In another recent case, the Maidstone Crown Court convicted loss adjustment firm Woodgate & Clark together with one of its directors and a senior loss adjustor on two counts of unlawfully disclosing personal data. The director was also convicted of unlawfully obtaining personal data. The firm was fined £50,000 and the director received a fine of £75,000. The defendants were ordered to pay £20,000 in costs.
The case concerned an investigation carried out by a private investigator on behalf of Woodgate & Clark in connection with an insurance claim for fire damage brought by an individual policyholder. In the course of the investigation, personal financial information including records of banking transactions of the policyholder were unlawfully obtained. The loss adjustors and their officers were convicted for disclosing the information received from the investigators to their client, the insurer. The director was convicted of unlawfully obtaining the information. The investigators themselves were also convicted and fined.

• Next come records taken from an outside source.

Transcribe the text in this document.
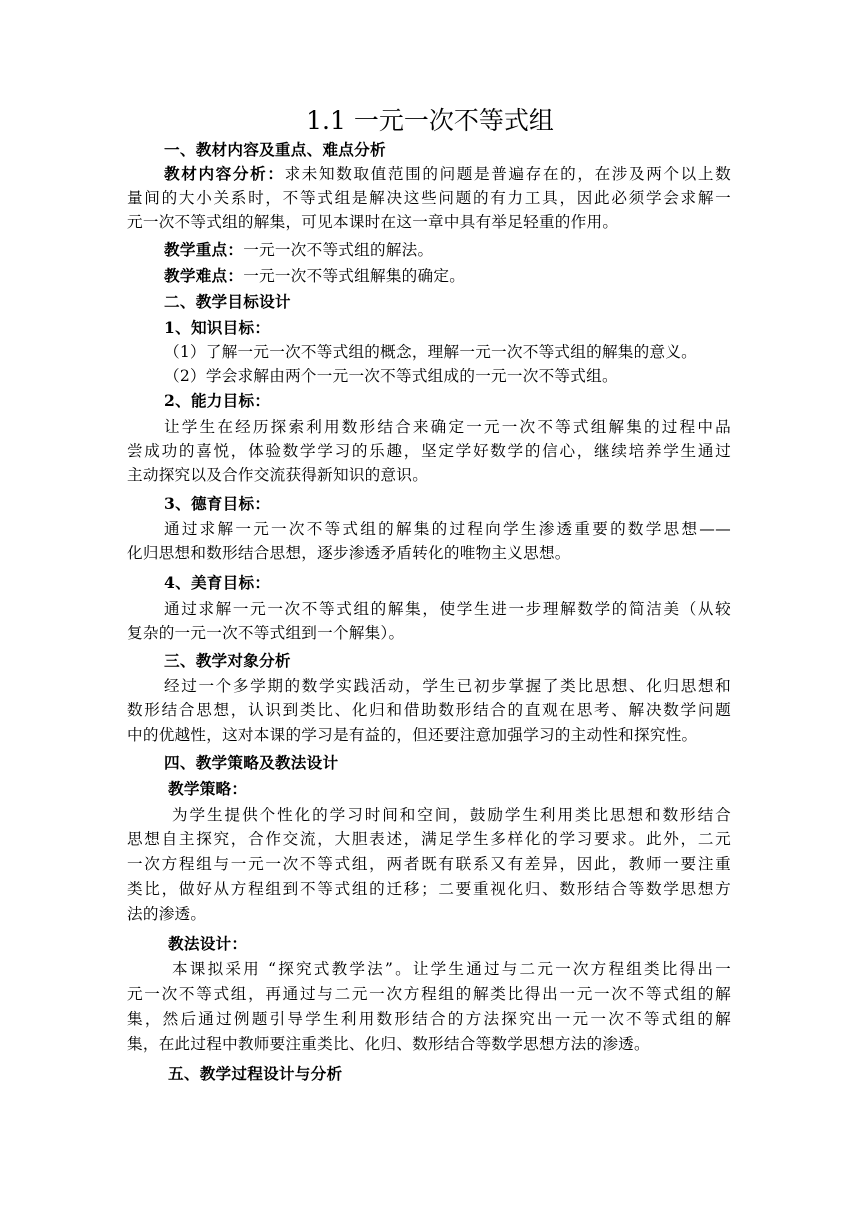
1.1 一元一次不等式组
一、教材内容及重点、难点分析
教材内容分析：求未知数取值范围的问题是普遍存在的，在涉及两个以上数
量间的大小关系时，不等式组是解决这些问题的有力工具，因此必须学会求解一
元一次不等式组的解集，可见本课时在这一章中具有举足轻重的作用。
教学重点：一元一次不等式组的解法。
教学难点：一元一次不等式组解集的确定。
二、教学目标设计
1、知识目标：
（1）了解一元一次不等式组的概念，理解一元一次不等式组的解集的意义。
（2）学会求解由两个一元一次不等式组成的一元一次不等式组。
2、能力目标：
让学生在经历探索利用数形结合来确定一元一次不等式组解集的过程中品
尝成功的喜悦，体验数学学习的乐趣，坚定学好数学的信心，继续培养学生通过
主动探究以及合作交流获得新知识的意识。
3、德育目标：
通过求解一元一次不等式组的解集的过程向学生渗透重要的数学思想——
化归思想和数形结合思想，逐步渗透矛盾转化的唯物主义思想。
4、美育目标：
通过求解一元一次不等式组的解集，使学生进一步理解数学的简洁美（从较
复杂的一元一次不等式组到一个解集）。
三、教学对象分析
经过一个多学期的数学实践活动，学生已初步掌握了类比思想、化归思想和
数形结合思想，认识到类比、化归和借助数形结合的直观在思考、解决数学问题
中的优越性，这对本课的学习是有益的，但还要注意加强学习的主动性和探究性。
四、教学策略及教法设计
教学策略：
为学生提供个性化的学习时间和空间，鼓励学生利用类比思想和数形结合
思想自主探究，合作交流，大胆表述，满足学生多样化的学习要求。此外，二元
一次方程组与一元一次不等式组，两者既有联系又有差异，因此，教师一要注重
类比，做好从方程组到不等式组的迁移；二要重视化归、数形结合等数学思想方
法的渗透。
教法设计：
本课拟采用 “探究式教学法”。让学生通过与二元一次方程组类比得出一
元一次不等式组，再通过与二元一次方程组的解类比得出一元一次不等式组的解
集，然后通过例题引导学生利用数形结合的方法探究出一元一次不等式组的解
集，在此过程中教师要注重类比、化归、数形结合等数学思想方法的渗透。
五、教学过程设计与分析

The case illustrates that the ICO – notwithstanding its limited resources – is prepared to pursue serious cases and to bring prosecutions before the criminal courts against organisations and individuals responsible for offences under the privacy laws. The case also highlights that anyone receiving personal data from a third party must exercise caution and judgment and have adequate systems in place to ensure that data obtained unlawfully is not used or disclosed to third parties.
For many years, data protection laws were poorly enforced in the UK. This is clearly changing and prosecutions as well as administrative investigations and penalties regularly take place today. Data breaches and spamming offences continue to represent the majority of enforcement action, although the ICO is also engaged in regular auditing of public sector bodies which often results in the issuing of recommendations or directions for taking steps to comply with privacy and data protection laws.
It is likely that the introduction of wider investigation and enforcement powers under GDPR would lead to a closer scrutiny of the handling of personal data among private sector organisations, not only in cases of serious breaches.